Des perspectives encourageantes
Au “Chat Botté” l’équipe
travaille avec des méthodes anglo-saxonnes permettant une prise en charge
individualisée dans chacun des gestes dans la vie courante : “Nous
insistons beaucoup sur le caractère pluridisciplinaire de notre approche,
c’est-à-dire la combinaison de pratiques éducatives très structurées,
individualisées aux besoins de chacun et proposées à un rythme soutenu aux
enfants afin d’augmenter leurs chances de progresser.”
Ces méthodes reconnues
par le monde scientifique, partent des atouts de l’enfant.
Ainsi, les enfants
autistes ont une mémoire visuelle très développée: “Nous utilisons cette
capacité en recourant souvent à des pictogrammes, des photos qui donnent à
l’enfant des points de repères et l’aide à comprendre ce qu’on attend de
lui”. Grâce aux points de repères proposés par ces méthodes, l’enfant
autiste, qui a beaucoup de difficultés à organiser lui-même son temps et à
se retrouver dans l’espace, va donner à l’enfant la possibilité de
s’occuper seul.
En fin de compte,
l’objectif est d’apprendre à transposer les comportements de Gabrielle
acquis au “Chat Botté” à la maison, dans des milieux familiaux et puis dans
la vie de tous les jours: “L’erreur que nous avions faite en partant en
vacances avec Gabrielle, explique sa maman, qui est aussi présidente de
l’association des parents, est de ne pas en avoir parlé avec le Centre.

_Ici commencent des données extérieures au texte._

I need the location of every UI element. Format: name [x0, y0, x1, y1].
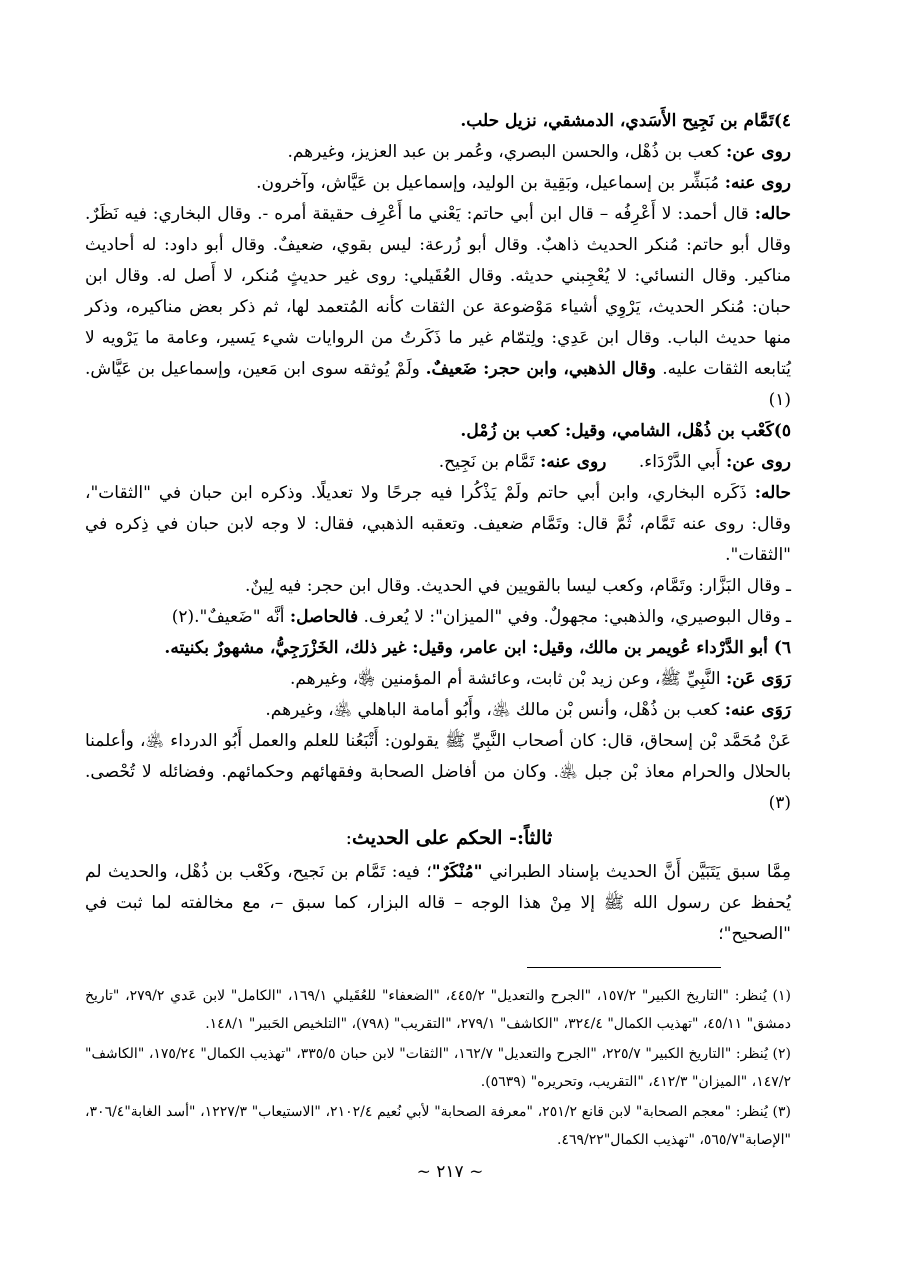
footnote-2: (٢) يُنظر: "التاريخ الكبير" ٢٢٥/٧، "الجرح والتعديل" ١٦٢/٧، "الثقات" لابن حبان ٣٣٥/٥، "تهذيب الكمال" ١٧٥/٢٤، "الكاشف" ١٤٧/٢، "الميزان" ٤١٢/٣، "التقريب، وتحريره" (٥٦٣٩).	[85, 1046, 791, 1090]
text: أَبي الدَّرْدَاء.	[638, 452, 726, 472]
ruling-term: "مُنْكَرٌ"	[431, 862, 483, 882]
text: قال أحمد: لا أَعْرِفُه – قال ابن أبي حاتم: يَعْني ما أَعْرِف حقيقة أمره -. وقال البخاري: فيه نَظَرٌ. وقال أبو حاتم: مُنكر الحديث ذاهبٌ. وقال أبو زُرعة: ليس بقوي، ضعيفٌ. وقال أبو داود: له أحاديث مناكير. وقال النسائي: لا يُعْجِبني حديثه. وقال العُقَيلي: روى غير حديثٍ مُنكر، لا أَصل له. وقال ابن حبان: مُنكر الحديث، يَرْوِي أشياء مَوْضوعة عن الثقات كأنه المُتعمد لها، ثم ذكر بعض مناكيره، وذكر منها حديث الباب. وقال ابن عَدِي: ولِتمّام غير ما ذَكَرتُ من الروايات شيء يَسير، وعامة ما يَرْويه لا يُتابعه الثقات عليه.	[85, 204, 791, 379]
section-heading	[85, 819, 813, 857]
page-number: ~ ٢١٧ ~	[416, 1162, 484, 1182]
label: روى عن:	[725, 142, 791, 162]
narrator-5-bullet-2	[85, 602, 813, 633]
footnotes	[85, 982, 813, 1156]
text: ـ وقال البوصيري، والذهبي: مجهولٌ. وفي "الميزان": لا يُعرف.	[358, 607, 791, 627]
narrator-4-rawa-an	[85, 137, 813, 168]
footnote-1: (١) يُنظر: "التاريخ الكبير" ١٥٧/٢، "الجرح والتعديل" ٤٤٥/٢، "الضعفاء" للعُقَيلي ١٦٩/١، "الكامل" لابن عَدي ٢٧٩/٢، "تاريخ دمشق" ٤٥/١١، "تهذيب الكمال" ٣٢٤/٤، "الكاشف" ٢٧٩/١، "التقريب" (٧٩٨)، "التلخيص الحَبير" ١٤٨/١.	[85, 988, 792, 1032]
label: روى عنه:	[540, 452, 607, 472]
text: مِمَّا سبق يَتَبَيَّن أَنَّ الحديث بإسناد الطبراني	[482, 862, 791, 882]
label: روى عن:	[725, 452, 791, 472]
verdict: وقال الذهبي، وابن حجر: ضَعيفٌ.	[425, 359, 663, 379]
text: ذَكَره البخاري، وابن أبي حاتم ولَمْ يَذْكُرا فيه جرحًا ولا تعديلًا. وذكره ابن حبان في "الثقات"، وقال: روى عنه تَمَّام، ثُمَّ قال: وتَمَّام ضعيف. وتعقبه الذهبي، فقال: لا وجه لابن حبان في ذِكره في "الثقات".	[85, 483, 791, 565]
footnote-3: (٣) يُنظر: "معجم الصحابة" لابن قانع ٢٥١/٢، "معرفة الصحابة" لأبي نُعيم ٢١٠٢/٤، "الاستيعاب" ١٢٢٧/٣، "أسد الغابة"٣٠٦/٤، "الإصابة"٥٦٥/٧، "تهذيب الكمال"٤٦٩/٢٢.	[85, 1104, 791, 1148]
text: تَمَّام بن نَجِيح.	[438, 452, 541, 472]
text-tail: ؛ فيه: تَمَّام بن نَجيح، وكَعْب بن ذُهْل، والحديث لم يُحفظ عن رسول الله ﷺ إلا مِنْ هذا الوجه – قاله البزار، كما سبق –، مع مخالفته لما ثبت في "الصحيح"؛	[85, 862, 791, 944]
narrator-6-rawa-an	[85, 664, 813, 695]
narrator-5-rawa	[85, 447, 813, 478]
narrator-6-note: عَنْ مُحَمَّد بْن إسحاق، قال: كان أصحاب النَّبِيِّ ﷺ يقولون: أَتْبَعُنا للعلم والعمل أَبُو الدرداء ﵁، وأعلمنا بالحلال والحرام معاذ بْن جبل ﵁. وكان من أفاضل الصحابة وفقهائهم وحكمائهم. وفضائله لا تُحْصى.(٣)	[85, 731, 791, 813]
label: رَوَى عَن:	[725, 669, 791, 689]
conclusion-label: فالحاصل:	[289, 607, 359, 627]
section-paragraph	[85, 857, 813, 950]
footnote-separator	[527, 967, 721, 968]
text-tail: ولَمْ يُوثقه سوى ابن مَعين، وإسماعيل بن عَيَّاش.(١)	[85, 359, 791, 410]
narrator-5-heading: ٥)كَعْب بن ذُهْل، الشامي، وقيل: كعب بن زُمْل.	[460, 421, 791, 441]
label: حاله:	[754, 483, 791, 503]
main-text	[85, 106, 813, 950]
label: حاله:	[754, 204, 791, 224]
narrator-5-bullet-1: ـ وقال البَزَّار: وتَمَّام، وكعب ليسا بالقويين في الحديث. وقال ابن حجر: فيه لِينٌ.	[244, 576, 791, 596]
text: النَّبِيِّ ﷺ، وعن زيد بْن ثابت، وعائشة أم المؤمنين ﵂، وغيرهم.	[289, 669, 726, 689]
narrator-6-heading: ٦) أبو الدَّرْداء عُويمر بن مالك، وقيل: ابن عامر، وقيل: غير ذلك، الخَزْرَجِيُّ، مشهورٌ بكنيته.	[164, 638, 791, 658]
text: كعب بن ذُهْل، وأنس بْن مالك ﵁، وأَبُو أمامة الباهلي ﵁، وغيرهم.	[265, 700, 725, 720]
narrator-4-rawa-anhu	[85, 168, 813, 199]
narrator-6-rawa-anhu	[85, 695, 813, 726]
narrator-4-status	[85, 199, 813, 416]
label: رَوَى عنه:	[724, 700, 791, 720]
section-heading-colon: :	[345, 827, 353, 849]
text-tail: أنَّه "ضَعيفٌ".(٢)	[171, 607, 290, 627]
label: روى عنه:	[724, 173, 791, 193]
text: مُبَشِّر بن إسماعيل، وبَقِية بن الوليد، وإسماعيل بن عَيَّاش، وآخرون.	[256, 173, 725, 193]
narrator-5-status	[85, 478, 813, 571]
section-heading-text: ثالثاً:- الحكم على الحديث	[352, 827, 553, 849]
text: كعب بن ذُهْل، والحسن البصري، وعُمر بن عبد العزيز، وغيرهم.	[287, 142, 726, 162]
narrator-4-heading: ٤)تَمَّام بن نَجِيح الأَسَدي، الدمشقي، نزيل حلب.	[460, 111, 791, 131]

Gabrielle n’avait pas été préparée au changement.
Il
nous faut travailler à généraliser ces comportements acquis. Les
perspectives sont encourageantes car nous la voyons progresser et nous
savons qu’il y aura encore des progrès. Même si nous savons que nous devons
faire le deuil de beaucoup de choses du fait de l’autisme, on ne fait le
deuil de tout! Nous travaillons pour que l’avenir de tous ces enfants soit
aussi proche que possible du quotidien de tous les enfants: qu’ils aillent à
l’école, qu’il aient des loisirs, qu’ils prennent plaisir à vivre, qu’ils
vivent avec d’autres enfants qui ne sont pas handicapés, qu’ils vivent
auprès de leur famille.”
Propos
recueillis
par
Christian Van Rompaey
(1) Le Chat Botté, asbl, rue Sainte-Wivine, 15 A – 1315
Sart-Risbart (Incourt). Tél.:010/24.31.00 –
www.centrechatbotte.be -
centrechatbotte@hotmail.com
Le
Centre est né en 2003 sous l’impulsion de Madame Terelle et Madame le Hardy
de Beaulieu (qui en est l’administratrice déléguée) grâce à la participation
financière du Fonds de soutien Marguerite-Marie Delacroix. Il a reçu en
2005 un agrément et un subventionnement conjoint de l’AWIPH et l’ONE.
(2) Le but de ces centres (au nombre de 7) est de donner aux
patients atteints d’un trouble autistique les meilleures chances de
bénéficier rapidement d’un diagnostic approfondi et d’un accompagnement.